A l'instar des Couroumbas, ils se produisent comme bouffons, bateleurs et comédiens, et on les paye en jus de palmier qu'ils boivent avec excès. Dans leurs représentations, ils mettent en action certains épisodes obscènes, et particulièrement les aventures du Krichna Govinda séjournant parmi les bergères. Il n'en a pas fallu davantage pour qu'on les enrôlât parmi les Vichnouïtes, en opposition aux Badagas qui professent le sivaïsme.
Pour toute vêture, les Iroulas s'entortillent un chiffon autour des reins; à défaut d'étoffes, les femmes recourent ou recouraient à quelque feuillage, ce qui ne les empêche de tenir aux ornements. Avec de la paille, ils tressent leurs cheveux en coiffure fantastique; encore avec de la paille, ils adaptent aux oreilles, au cou, aux poignets et chevilles, des gourdes sèches, contenant des noisettes et petits cailloux qui tintinnent au rythme de leurs mouvements.
Nus comme la Vérité, ou à peu près, ils semblent incapables de mentir, incapables de déguiser leurs sentiments; et la déclaration de ces misérables est mieux crue que toutes les affirmations d'un Hindou, que tous les serments d'un Brahmane. Les théoriciens du Progrès expliquent-ils le pourquoi et le comment de cette anomalie?
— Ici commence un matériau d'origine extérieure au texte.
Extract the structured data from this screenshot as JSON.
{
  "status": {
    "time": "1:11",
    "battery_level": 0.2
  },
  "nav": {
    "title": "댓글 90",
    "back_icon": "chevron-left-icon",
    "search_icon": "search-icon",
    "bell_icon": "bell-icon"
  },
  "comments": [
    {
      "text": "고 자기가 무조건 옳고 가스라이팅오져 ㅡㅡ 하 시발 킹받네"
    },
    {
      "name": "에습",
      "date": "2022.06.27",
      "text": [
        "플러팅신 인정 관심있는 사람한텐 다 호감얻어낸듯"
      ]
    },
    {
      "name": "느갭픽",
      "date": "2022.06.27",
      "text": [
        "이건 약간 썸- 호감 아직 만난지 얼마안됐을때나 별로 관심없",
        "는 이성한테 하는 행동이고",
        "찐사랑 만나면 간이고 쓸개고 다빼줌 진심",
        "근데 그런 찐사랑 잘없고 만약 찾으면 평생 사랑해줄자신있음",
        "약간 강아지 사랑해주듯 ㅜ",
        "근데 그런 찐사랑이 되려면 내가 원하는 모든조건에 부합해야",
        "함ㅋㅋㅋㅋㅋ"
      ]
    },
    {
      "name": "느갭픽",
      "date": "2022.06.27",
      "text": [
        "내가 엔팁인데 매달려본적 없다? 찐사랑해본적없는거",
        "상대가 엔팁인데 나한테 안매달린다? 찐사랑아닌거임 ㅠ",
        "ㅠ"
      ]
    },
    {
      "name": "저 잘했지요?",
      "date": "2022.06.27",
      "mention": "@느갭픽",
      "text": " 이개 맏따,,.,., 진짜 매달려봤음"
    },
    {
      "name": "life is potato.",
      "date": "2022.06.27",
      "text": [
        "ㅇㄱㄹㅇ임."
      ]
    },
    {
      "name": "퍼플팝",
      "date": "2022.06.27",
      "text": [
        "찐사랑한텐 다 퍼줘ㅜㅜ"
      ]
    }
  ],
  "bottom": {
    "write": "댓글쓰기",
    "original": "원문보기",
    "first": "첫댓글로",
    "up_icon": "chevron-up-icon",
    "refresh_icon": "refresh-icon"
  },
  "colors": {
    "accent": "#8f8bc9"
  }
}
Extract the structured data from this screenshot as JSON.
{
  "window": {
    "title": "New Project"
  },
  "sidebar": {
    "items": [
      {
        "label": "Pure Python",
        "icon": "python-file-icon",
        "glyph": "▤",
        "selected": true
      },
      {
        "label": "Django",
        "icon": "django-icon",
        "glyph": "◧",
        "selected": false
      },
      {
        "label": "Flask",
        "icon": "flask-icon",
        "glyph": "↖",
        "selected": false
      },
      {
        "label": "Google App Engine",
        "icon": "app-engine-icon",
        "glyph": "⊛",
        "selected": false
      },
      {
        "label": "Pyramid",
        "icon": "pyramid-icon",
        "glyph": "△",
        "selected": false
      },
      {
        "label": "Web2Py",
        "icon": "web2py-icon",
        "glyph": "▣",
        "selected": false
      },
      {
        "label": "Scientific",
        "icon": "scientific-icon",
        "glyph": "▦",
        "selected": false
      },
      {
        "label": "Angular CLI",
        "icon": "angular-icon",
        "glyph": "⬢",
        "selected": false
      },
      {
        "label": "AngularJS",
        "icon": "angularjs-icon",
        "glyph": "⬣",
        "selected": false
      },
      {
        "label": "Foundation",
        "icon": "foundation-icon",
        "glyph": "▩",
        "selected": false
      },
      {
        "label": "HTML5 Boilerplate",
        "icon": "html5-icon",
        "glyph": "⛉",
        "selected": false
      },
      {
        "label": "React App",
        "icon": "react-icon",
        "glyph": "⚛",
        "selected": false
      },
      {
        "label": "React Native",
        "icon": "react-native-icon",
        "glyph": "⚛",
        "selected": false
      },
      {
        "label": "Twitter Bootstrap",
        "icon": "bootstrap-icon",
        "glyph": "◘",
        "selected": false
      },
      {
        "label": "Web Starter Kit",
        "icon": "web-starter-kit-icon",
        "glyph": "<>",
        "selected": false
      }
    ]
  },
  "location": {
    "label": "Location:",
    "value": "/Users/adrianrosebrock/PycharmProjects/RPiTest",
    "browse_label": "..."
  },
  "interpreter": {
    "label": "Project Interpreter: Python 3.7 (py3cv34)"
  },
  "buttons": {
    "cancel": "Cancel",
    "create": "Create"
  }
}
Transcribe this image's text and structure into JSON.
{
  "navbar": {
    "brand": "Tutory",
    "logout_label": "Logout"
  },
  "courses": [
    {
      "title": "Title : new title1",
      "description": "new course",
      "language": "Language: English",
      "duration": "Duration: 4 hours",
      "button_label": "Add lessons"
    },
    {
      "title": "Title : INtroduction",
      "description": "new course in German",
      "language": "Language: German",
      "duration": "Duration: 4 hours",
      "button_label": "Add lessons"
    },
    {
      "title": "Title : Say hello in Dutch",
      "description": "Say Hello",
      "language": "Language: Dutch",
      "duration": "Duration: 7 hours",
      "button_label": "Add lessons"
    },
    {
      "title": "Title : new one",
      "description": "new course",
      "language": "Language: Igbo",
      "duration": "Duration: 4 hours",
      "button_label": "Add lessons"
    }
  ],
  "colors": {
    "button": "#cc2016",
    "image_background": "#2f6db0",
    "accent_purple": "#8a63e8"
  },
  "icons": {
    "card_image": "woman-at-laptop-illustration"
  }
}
Contrairement à ce qui se passe ailleurs, les veuves, fort recherchées par les jeunes gens, se remarient plus facilement que les veufs. Les parents se montrent affectionnés à leur progéniture, laquelle le leur rend bien. Les enfants prennent le nom d'un grand-parent; souvent ils attendent sa mort pour se faire appeler comme lui.
Très attachés à leur genre de vie, à leur race et au sol qui les a vus naître,—où le patriotisme va-t-il se nicher?—les Iroulas tiennent à dormir leur dernier sommeil en famille. Qui meurt à l'étranger demande à être déposé dans une fosse à part, espérant qu'un ami recueillera pieusement ses os, ira les réunir aux autres, dans l'ossuaire de la tribu, tout au milieu de la forêt native.
Ainsi s'étagent sur les flancs des Montagnes Bleues diverses populations caractérisées par leur habitat, leurs occupations et leur nourriture. En haut les Todas, exclusivement bergers et galactophages,—puis les Badagas, agriculteurs, qui ont aussi des troupeaux et ne dédaignent pas la chasse.—Viennent ensuite les Cotas, petits ouvriers et artisans, et enfin les sylvicoles, Couroumbas et Iroulas, essentiellement chasseurs, mais vagabonds aussi, voleurs et artistes, mendiants et sorciers.
Et leurs demeures?
Les Iroulas gîtent dans la jungle, en des bauges; s'abritent dans une caverne ou sous une saillie de rocher; se font des paillotes et gourbis.